Sometimes, we are facing an issue with the error “cURL error 60: SSL certificate problem (unable to get local issuer certificate)” during curl call to third party services / websites.
This error occurs because the curl verifies and makes a secure connection request using self-signed certificate. When it does not find the valid certificate, it throws an error.
To fix this error, follow the steps below:
1. Disable CURLOPT_SSL_VERIFYPEER (verify the peer’s SSL certificate)
This option determines whether curl verifies the authenticity of the peer’s certificate. A value of 1 means curl verifies; 0 (zero) means it doesn’t.
When negotiating a TLS or SSL connection, the server sends a certificate indicating its identity. Curl verifies whether the certificate is authentic, i.e. that you can trust that the server is who the certificate says it is. This trust is based on a chain of digital signatures, rooted in certification authority (CA) certificates you supply. curl uses a default bundle of CA certificates (the path for that is determined at build time) and you can specify alternate certificates with the CURLOPT_CAINFO option or the CURLOPT_CAPATH option.

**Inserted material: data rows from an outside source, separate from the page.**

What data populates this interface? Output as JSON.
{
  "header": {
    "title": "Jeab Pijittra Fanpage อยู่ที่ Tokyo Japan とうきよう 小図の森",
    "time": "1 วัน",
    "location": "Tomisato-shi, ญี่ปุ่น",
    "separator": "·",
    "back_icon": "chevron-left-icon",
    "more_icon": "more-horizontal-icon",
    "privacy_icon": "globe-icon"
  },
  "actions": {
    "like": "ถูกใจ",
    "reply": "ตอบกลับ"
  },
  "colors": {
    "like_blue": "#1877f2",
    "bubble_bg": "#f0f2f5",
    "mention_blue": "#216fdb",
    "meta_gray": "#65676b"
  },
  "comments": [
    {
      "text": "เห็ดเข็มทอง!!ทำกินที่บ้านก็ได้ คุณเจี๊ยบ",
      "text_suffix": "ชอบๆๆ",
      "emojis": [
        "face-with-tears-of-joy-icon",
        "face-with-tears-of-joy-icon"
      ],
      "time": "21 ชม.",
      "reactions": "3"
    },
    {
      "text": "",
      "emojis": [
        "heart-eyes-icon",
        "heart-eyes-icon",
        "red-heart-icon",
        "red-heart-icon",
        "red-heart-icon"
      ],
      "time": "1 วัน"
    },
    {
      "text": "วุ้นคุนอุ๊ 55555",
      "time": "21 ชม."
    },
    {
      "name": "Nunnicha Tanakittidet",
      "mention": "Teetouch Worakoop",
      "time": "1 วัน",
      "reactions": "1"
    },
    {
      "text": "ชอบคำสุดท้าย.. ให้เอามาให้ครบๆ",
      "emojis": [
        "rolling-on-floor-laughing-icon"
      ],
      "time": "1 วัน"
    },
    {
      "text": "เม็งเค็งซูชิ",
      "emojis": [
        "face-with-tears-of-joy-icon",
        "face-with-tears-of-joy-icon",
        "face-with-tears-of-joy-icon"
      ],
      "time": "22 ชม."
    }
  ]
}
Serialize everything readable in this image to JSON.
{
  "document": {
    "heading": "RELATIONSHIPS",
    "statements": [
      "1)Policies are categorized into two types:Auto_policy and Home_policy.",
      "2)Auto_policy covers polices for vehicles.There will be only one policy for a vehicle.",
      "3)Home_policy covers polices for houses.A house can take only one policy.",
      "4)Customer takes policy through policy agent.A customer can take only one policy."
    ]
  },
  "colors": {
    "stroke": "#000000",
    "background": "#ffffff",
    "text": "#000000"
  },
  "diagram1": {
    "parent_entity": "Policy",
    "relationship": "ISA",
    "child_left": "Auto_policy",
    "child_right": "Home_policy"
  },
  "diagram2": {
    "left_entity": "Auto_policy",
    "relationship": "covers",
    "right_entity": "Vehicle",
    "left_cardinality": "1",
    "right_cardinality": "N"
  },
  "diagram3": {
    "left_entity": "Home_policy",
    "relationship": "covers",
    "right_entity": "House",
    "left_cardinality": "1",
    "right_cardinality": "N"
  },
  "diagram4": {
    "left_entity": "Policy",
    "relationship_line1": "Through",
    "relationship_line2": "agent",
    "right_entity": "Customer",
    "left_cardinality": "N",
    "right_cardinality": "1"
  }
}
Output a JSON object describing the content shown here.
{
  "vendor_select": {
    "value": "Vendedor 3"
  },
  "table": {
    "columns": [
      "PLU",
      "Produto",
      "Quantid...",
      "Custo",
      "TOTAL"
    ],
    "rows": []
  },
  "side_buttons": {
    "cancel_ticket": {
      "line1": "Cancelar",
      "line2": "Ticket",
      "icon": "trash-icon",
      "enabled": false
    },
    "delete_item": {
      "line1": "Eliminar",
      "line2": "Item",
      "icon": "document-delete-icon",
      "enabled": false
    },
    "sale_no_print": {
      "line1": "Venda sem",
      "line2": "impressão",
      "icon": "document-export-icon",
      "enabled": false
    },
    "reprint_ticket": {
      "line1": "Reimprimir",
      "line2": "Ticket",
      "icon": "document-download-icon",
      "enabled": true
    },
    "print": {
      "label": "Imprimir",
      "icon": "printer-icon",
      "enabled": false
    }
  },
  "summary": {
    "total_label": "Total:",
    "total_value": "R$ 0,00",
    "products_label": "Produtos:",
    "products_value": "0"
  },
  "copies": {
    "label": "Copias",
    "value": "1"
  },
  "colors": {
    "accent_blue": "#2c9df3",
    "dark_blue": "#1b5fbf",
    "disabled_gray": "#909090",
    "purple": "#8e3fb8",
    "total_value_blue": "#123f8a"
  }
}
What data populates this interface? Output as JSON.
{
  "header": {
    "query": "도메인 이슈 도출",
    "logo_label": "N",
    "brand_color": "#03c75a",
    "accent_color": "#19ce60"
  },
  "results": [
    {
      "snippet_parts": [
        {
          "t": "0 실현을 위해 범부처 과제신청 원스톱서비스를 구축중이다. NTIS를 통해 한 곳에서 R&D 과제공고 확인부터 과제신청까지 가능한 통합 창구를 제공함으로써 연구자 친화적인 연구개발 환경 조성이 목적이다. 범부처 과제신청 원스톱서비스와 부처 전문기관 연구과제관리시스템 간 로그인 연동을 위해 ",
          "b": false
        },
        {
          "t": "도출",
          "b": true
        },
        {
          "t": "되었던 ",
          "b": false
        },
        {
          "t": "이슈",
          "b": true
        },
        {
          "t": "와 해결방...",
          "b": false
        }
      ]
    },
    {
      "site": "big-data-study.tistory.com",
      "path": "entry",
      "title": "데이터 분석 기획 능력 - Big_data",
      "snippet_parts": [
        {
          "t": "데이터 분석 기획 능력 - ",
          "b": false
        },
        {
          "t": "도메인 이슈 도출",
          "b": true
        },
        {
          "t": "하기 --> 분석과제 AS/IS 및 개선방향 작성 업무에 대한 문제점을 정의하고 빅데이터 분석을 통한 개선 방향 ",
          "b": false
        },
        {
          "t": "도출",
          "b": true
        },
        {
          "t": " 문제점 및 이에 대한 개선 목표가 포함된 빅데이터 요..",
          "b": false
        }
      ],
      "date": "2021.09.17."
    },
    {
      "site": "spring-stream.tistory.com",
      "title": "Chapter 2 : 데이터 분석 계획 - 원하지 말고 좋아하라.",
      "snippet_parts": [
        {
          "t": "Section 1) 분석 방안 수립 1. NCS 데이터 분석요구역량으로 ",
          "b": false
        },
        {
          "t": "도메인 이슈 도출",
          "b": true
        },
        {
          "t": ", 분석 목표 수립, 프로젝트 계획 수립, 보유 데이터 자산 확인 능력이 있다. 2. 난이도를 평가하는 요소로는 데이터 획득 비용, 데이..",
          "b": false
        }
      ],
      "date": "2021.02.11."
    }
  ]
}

When CURLOPT_SSL_VERIFYPEER is enabled, and the verification fails to prove that the certificate is authentic, the connection fails. When the option is zero, the peer certificate verification succeeds regardless.
Authenticating the certificate is not enough to be sure about the server. You typically also want to ensure that the server is the server you mean to be talking to. Use CURLOPT_SSL_VERIFYHOST for that. The check that the host name in the certificate is valid for the host name you’re connecting to is done independently of the CURLOPT_SSL_VERIFYPEER option.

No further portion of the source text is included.